Груня, Гошина баба, доводилась Ванюшкиной матери сестреницей; торговала весь свой век в винополке и была печально знаменита на весь Сосново-Озёрск тем, что в ночь-полночь брякни в ставень условным стуком, а потом сунь в приотворенную калитку потные, мятые трешки, — Груня тебе хоть ящик водки выставит, но, конечно, за ночную мзду. Может, поэтому про барыши, спрятанные у Гоши с Груней в чулке, городили самое диковинное, и в этом, казалось бы, диковинном деревенские перестали сомневаться, когда Гоша летом одолжил нищему колхозу десять тысяч на зарплаты. Что сам поимел от такого одалживания, Бог весть, но уж, поди, и без приварка не остался, – мужик ушлый.
Гоша, живущий крепко, в родню к худородному свояку Петру Краснобаеву шибко-то не лез, не желал с голытьбой родниться; но любил иной раз завернуть, похвастать достатком, покуражиться; любил и вот так выпить на живу руку, чтоб не под забором. У Груни-то в избе по одной половице ходят, шибко-то не разгуляешься, махом выставит взашей вместе с пьянчугами. Мать же по мягкости характера не могла Гоше сказать: дескать, вот Бог, вот порог, но так хотелось, потому что были на то причины.
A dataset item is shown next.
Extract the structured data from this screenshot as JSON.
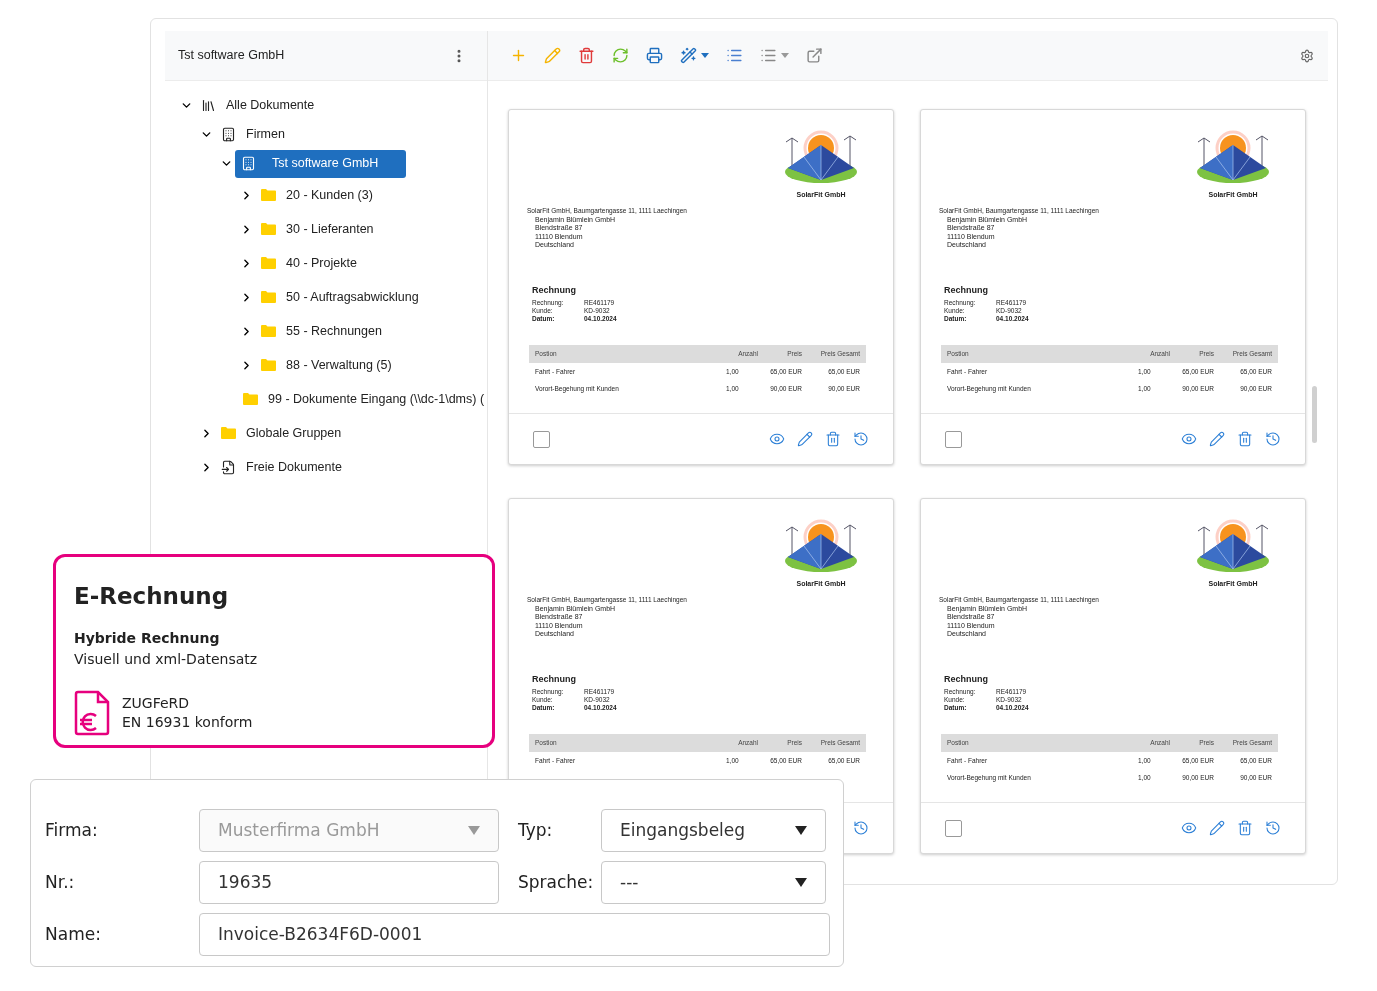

Когда отец одно время пил без просыху и, случалось, всю зарплату оставлял в винополке, когда семья уж дошла до голодного края, кинулась мать к Гоше Хуцану за подмогой, деньжатами разжиться… у сестреницы Груни льда в Крещение не выпросишь… да с чем пришла, с тем и ушла от райповской базы, где Гоша заправлял.
«Стоит в приамбарке, как блин масляный, — жаловалась мать свекровке, бабушке Маланье. — Улыбку, бара, кажет, а поди-ка выпроси чего, — на навоз переведется. На языке мед, под языком лед… Верно что, жид – на коровьем шевяке дрожжит…» Зареклась мать соваться к Гоше с нуждой и даже грозилась, что гнать будет его поганой метлой, ежели припрется с выпивкой; но сердитые посулы так посулами и остались: завернет Гоша на огонек, мать покорно, хотя и с бурчанием, ставит рюмки, достает из подполья соленых окуней на занюх.
Она и теперь их выложила на стол, потом откроила пару ломтей хлеба, вывалила из чугунка на столешню, скобленную ножом-косарем до желтоватого древесного свечения, стылые картохи, варенные в мундире. Поставив бурые от чая, граненые стаканы, собралась уходить, но Гоша Хуцан придержал за рукав.
— Сядь с нами, Ксюша, выпей трошки. Посиди хошь с мужиками… пока Петрухи-то нету, — он хихикнул, подмаргнул Николе и хотел ущипнуть мать, но та брезгливо и зло смахнула с себя блудливую руку.
— Тверёзому с вами пьяными сидеть – это же казь Господня, как в сумашедшем доме. Да ишо и слушать ваши матюги… Некогда мне с вами рассусоливать — скотина ревет, не поена, не кормлена. У вас-то ни об чем башка не болит.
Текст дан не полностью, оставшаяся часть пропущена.